The instruction fetch address phase is best thought of as residing in stage `X`. The 2-cycle feedback loop between jump/branch decode into address issue in stage `X`, and the fetch data phase in stage `F`, is what defines Hazard3's jump/branch performance.
This document often refers to `F`, `X` and `M` as stages 1, 2 and 3 respectively. This numbering is useful when describing dependencies between values held in different pipeline stages, as it makes the direction and distance of the dependency more apparent.
Hazard3 implements either one or two AHB5 bus manager ports. Use the single-port configuration when ease of integration is a priority, since it supports simpler bus topologies. The dual-port configuration adds a dedicated port for instruction fetch. Use the dual-port configuration for maximum frequency and the best clock-for-clock performance.

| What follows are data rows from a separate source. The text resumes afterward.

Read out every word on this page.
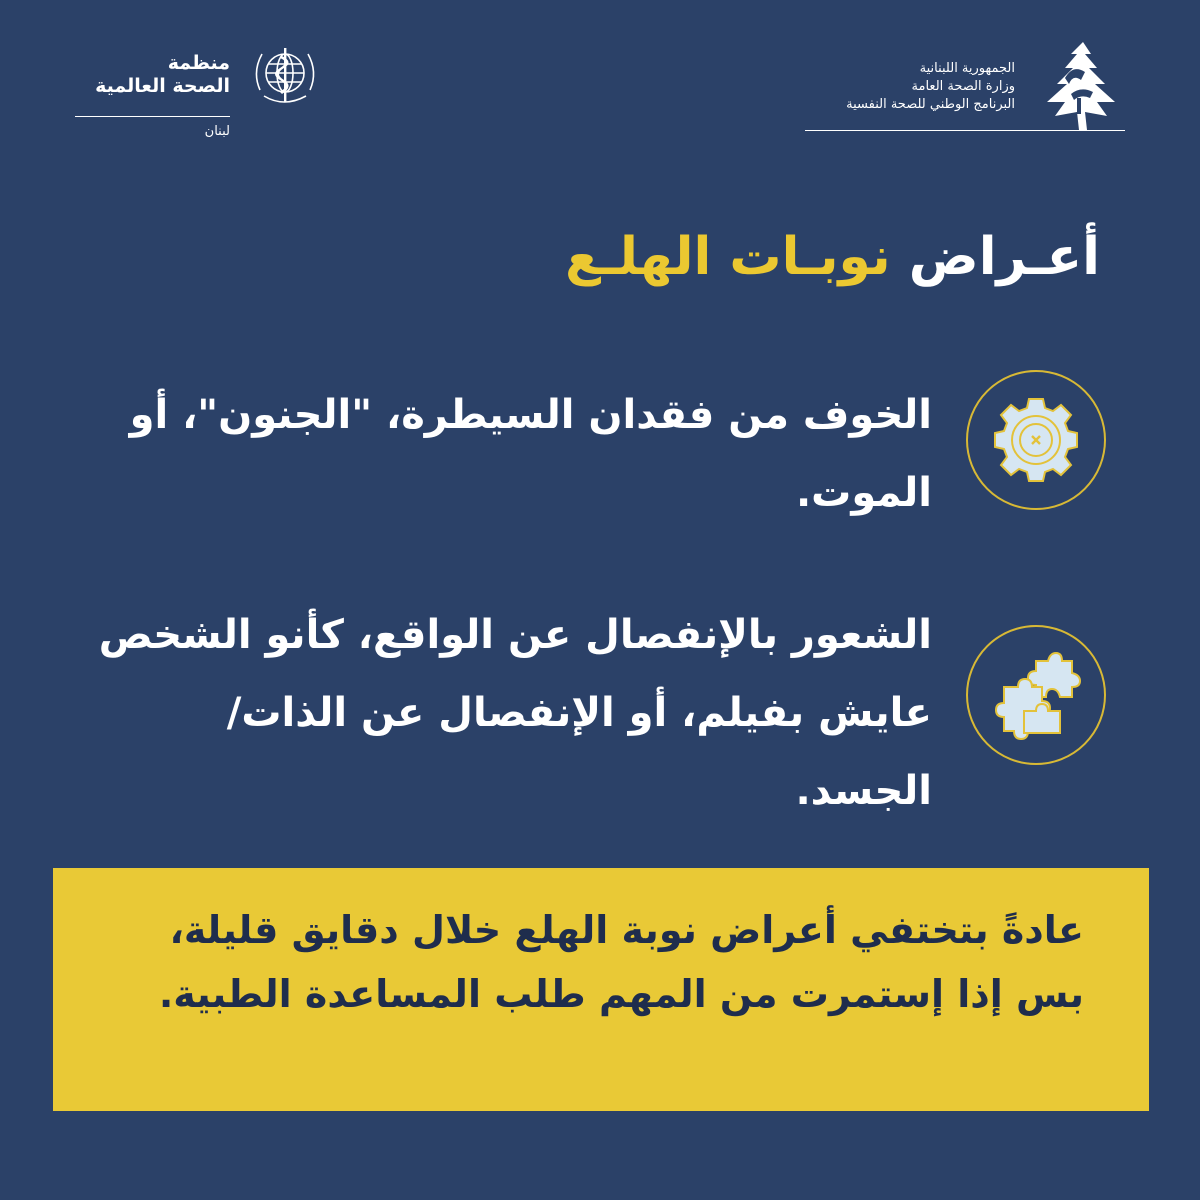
الجمهورية اللبنانية
وزارة الصحة العامة
البرنامج الوطني للصحة النفسية
منظمة
الصحة العالمية
لبنان
أعـراض نوبـات الهلـع
الخوف من فقدان السيطرة، "الجنون"، أو الموت.
الشعور بالإنفصال عن الواقع، كأنو الشخص عايش بفيلم، أو الإنفصال عن الذات/الجسد.
عادةً بتختفي أعراض نوبة الهلع خلال دقايق قليلة، بس إذا إستمرت من المهم طلب المساعدة الطبية.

Hazard3 uses AHB5 specifically, rather than older versions of the AHB standard, because of its support for global exclusives. This is a bus feature that allows a processor to perform an ordered read-modify-write sequence with a guarantee that no other processor has written to the same address range in between. Hazard3 uses this to implement multiprocessor support for the A (atomics) extension. Single-processor support for the A extension does not require these additional signals.
AHB5 is one of the two protocols described in the https://documentation-service.arm.com/static/5f91607cf86e16515cdc3b4b[AMBA 5 AHB protocol specification]. Its full name is (perhaps surprisingly) AMBA 5 AHB5. Refer to the protocol specification for more information about this standard bus protocol.

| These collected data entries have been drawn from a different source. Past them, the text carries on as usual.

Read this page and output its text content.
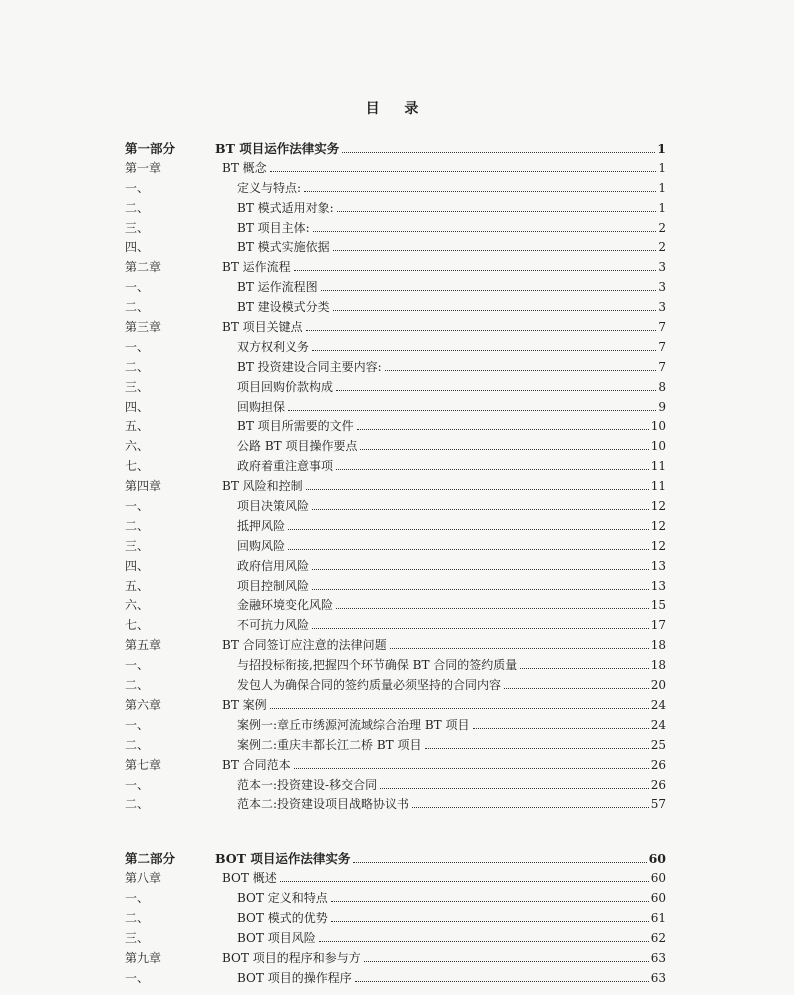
目 录
第一部分	BT 项目运作法律实务	1
第一章	BT 概念	1
一、	定义与特点:	1
二、	BT 模式适用对象:	1
三、	BT 项目主体:	2
四、	BT 模式实施依据	2
第二章	BT 运作流程	3
一、	BT 运作流程图	3
二、	BT 建设模式分类	3
第三章	BT 项目关键点	7
一、	双方权利义务	7
二、	BT 投资建设合同主要内容:	7
三、	项目回购价款构成	8
四、	回购担保	9
五、	BT 项目所需要的文件	10
六、	公路 BT 项目操作要点	10
七、	政府着重注意事项	11
第四章	BT 风险和控制	11
一、	项目决策风险	12
二、	抵押风险	12
三、	回购风险	12
四、	政府信用风险	13
五、	项目控制风险	13
六、	金融环境变化风险	15
七、	不可抗力风险	17
第五章	BT 合同签订应注意的法律问题	18
一、	与招投标衔接,把握四个环节确保 BT 合同的签约质量	18
二、	发包人为确保合同的签约质量必须坚持的合同内容	20
第六章	BT 案例	24
一、	案例一:章丘市绣源河流域综合治理 BT 项目	24
二、	案例二:重庆丰都长江二桥 BT 项目	25
第七章	BT 合同范本	26
一、	范本一:投资建设-移交合同	26
二、	范本二:投资建设项目战略协议书	57
第二部分	BOT 项目运作法律实务	60
第八章	BOT 概述	60
一、	BOT 定义和特点	60
二、	BOT 模式的优势	61
三、	BOT 项目风险	62
第九章	BOT 项目的程序和参与方	63
一、	BOT 项目的操作程序	63
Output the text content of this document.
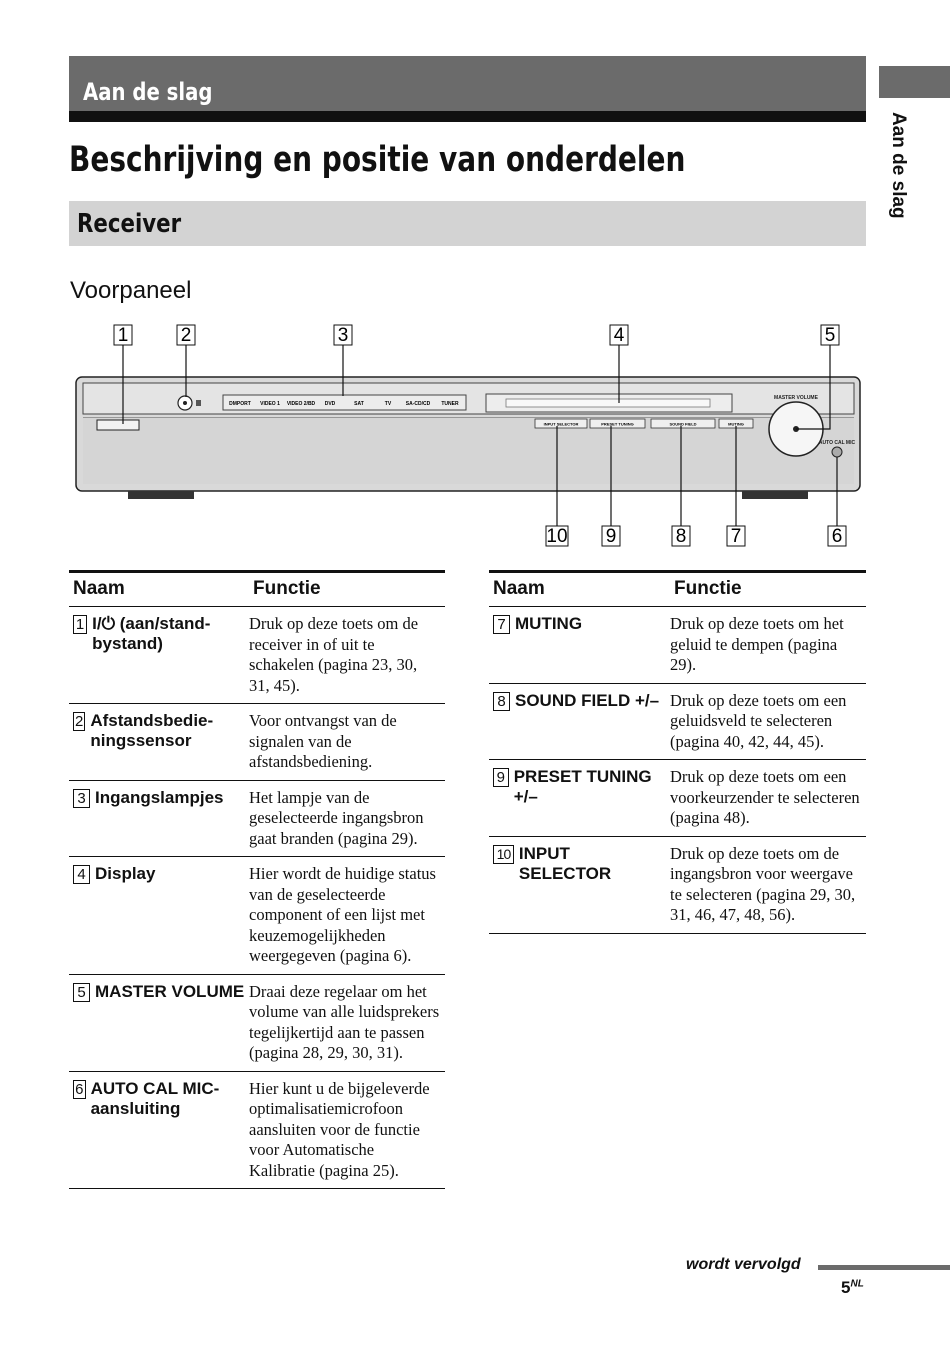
Aan de slag
Beschrijving en positie van onderdelen
Receiver
Aan de slag
Voorpaneel
DMPORT VIDEO 1 VIDEO 2/BD DVD	SAT	TV	SA-CD/CD TUNER
INPUT SELECTOR	PRESET TUNING	SOUND FIELD	MUTING
MASTER VOLUME
AUTO CAL MIC
1	2	3	4	5
10 9	8 7	6
Naam	Functie

1 I/⏻ (aan/stand-bystand)	Druk op deze toets om de receiver in of uit te schakelen (pagina 23, 30, 31, 45).

2 Afstandsbedie-ningssensor	Voor ontvangst van de signalen van de afstandsbediening.

3 Ingangslampjes	Het lampje van de geselecteerde ingangsbron gaat branden (pagina 29).

4 Display	Hier wordt de huidige status van de geselecteerde component of een lijst met keuzemogelijkheden weergegeven (pagina 6).

5 MASTER VOLUME	Draai deze regelaar om het volume van alle luidsprekers tegelijkertijd aan te passen (pagina 28, 29, 30, 31).

6 AUTO CAL MIC-aansluiting	Hier kunt u de bijgeleverde optimalisatiemicrofoon aansluiten voor de functie voor Automatische Kalibratie (pagina 25).
Naam	Functie

7 MUTING	Druk op deze toets om het geluid te dempen (pagina 29).

8 SOUND FIELD +/–	Druk op deze toets om een geluidsveld te selecteren (pagina 40, 42, 44, 45).

9 PRESET TUNING +/–	Druk op deze toets om een voorkeurzender te selecteren (pagina 48).

10 INPUT SELECTOR	Druk op deze toets om de ingangsbron voor weergave te selecteren (pagina 29, 30, 31, 46, 47, 48, 56).
wordt vervolgd
$5^{NL}$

For minimal M-extension support, as enabled by <<param-EXTENSION_M>>, Hazard3 instantiates a sequential multiply/divide circuit (restoring divide, naive repeated-addition multiply). Instructions stall in stage `X` until the multiply/divide completes. Optionally, the circuit can be unrolled by a small factor to produce multiple bits ber clock. A throughput of one, two or four bits per cycle is achievable in practice, with the internal logic delay becoming quite significant at four.
Set <<param-MUL_FAST>> to instantiate the single-cycle multiplier circuit. The fast multiplier returns results either to stage 3 or stage 2, depending on the <<param-MUL_FASTER>> parameter.
By default the single-cycle multiplier only supports 32-bit `mul`, which is by far the most common of the four multiply instructions. The remaining instructions still execute on the sequential multiply/divide circuit. Set the <<param-MULH_FAST>> parameter to add single-cycle support for the high-half instructions (`mulh`, `mulhu` and `mulhsu`), at the cost of additional logic delay and area.
The single-cycle multiplier is implemented as a simple `*` behavioural multiply, so that your tools can infer the best multiply circuit for your platform. For example, Yosys infers DSP tiles on iCE40 UP5k FPGAs. The multiplier is a self-contained module (in `hdl/arith/hazard3_mul_fast.v`), so you can replace its implementation if you know of a faster or lower-area method for your platform.